Perdue de vue

Publié le 23 Mars 2017

 

 

 

  Au matin, on découvre le trou. Un mètre de diamètre environ. Un grand vide, sombre, impressionnant. Dans la nuit une partie de la chaussée s’est effondrée.  Sous le bitume, une grande quantité de terre a été emportée. Juste devant la porte du garage de l’auberge « La Gigogne » où, avec les membres de l’association SAS (ski, amitié, scramble), nous avons l’habitude, chaque année, de passer une semaine en mars.  C’est la consternation dans le groupe car les trois fourgons blancs qui servent à nous transporter jusqu'au pied des pistes se trouvent bloqués à l’intérieur. Dans la rue, les gens s’arrêtent pour regarder.
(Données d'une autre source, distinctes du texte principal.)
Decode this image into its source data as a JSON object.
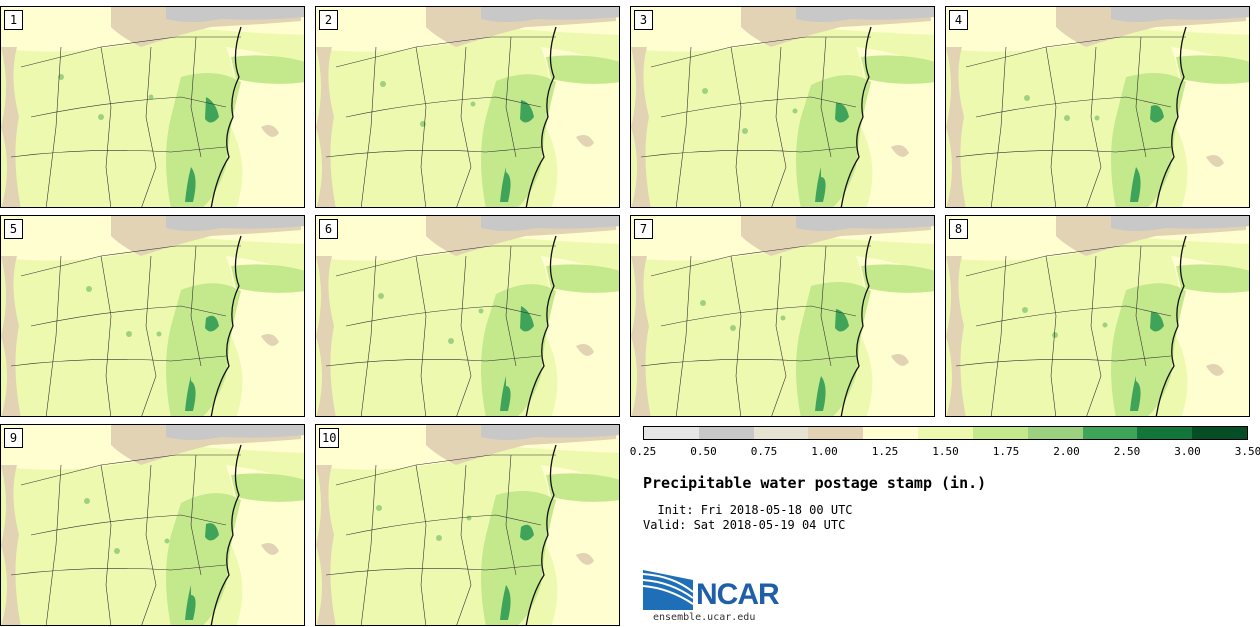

Il va falloir poser au plus vite des barrières de sécurité.

 

  Ensuite,  heureusement, le directeur de l'auberge s’est débrouillé pour se faire prêter d’autres véhicules.  Nous arrivons sur les pistes avec du retard, mais,  c’est l’essentiel, la  journée de ski est sauvée. A  notre  retour, en fin d’après-midi, tout semble être rentré dans l’ordre, le trou est comblé. Nous pouvons  même sentir l’odeur du goudron frais. Seul un tractopelle est resté  sur place.

 

  C’est seulement au repas du soir, quand nous passons à table et voyons la chaise vide devant le bol de potage fumant... Mais où donc est passée Henriette? 

 

Cette histoire de trou a  en effet perturbé le petit déjeuner et le transport vers les pistes. Personne n’a fait attention, alors, à qui était avec qui. De plus, pendant le ski, comme nous nous partageons en petits groupes par affinités ou par niveaux, chacun a pu penser que la discrète Henriette se trouvait avec d'autres. Mais il faut se rendre à l'évidence, personne aujourd'hui n’a vu Henriette ! Aussitôt Victor et Roger se précipitent vers sa chambre. Le constat est clair : la porte est ouverte, le lit défait, Henriette n’a pas skié de la journée. Henriette a disparu!

 

  Nous nous retrouvons tous maintenant, silencieux, dans la salle à manger.  

  

  C’est alors qu’Albertine, l’anxieuse, pense tout haut et très fort, et si elle était tombée dans le trou ! 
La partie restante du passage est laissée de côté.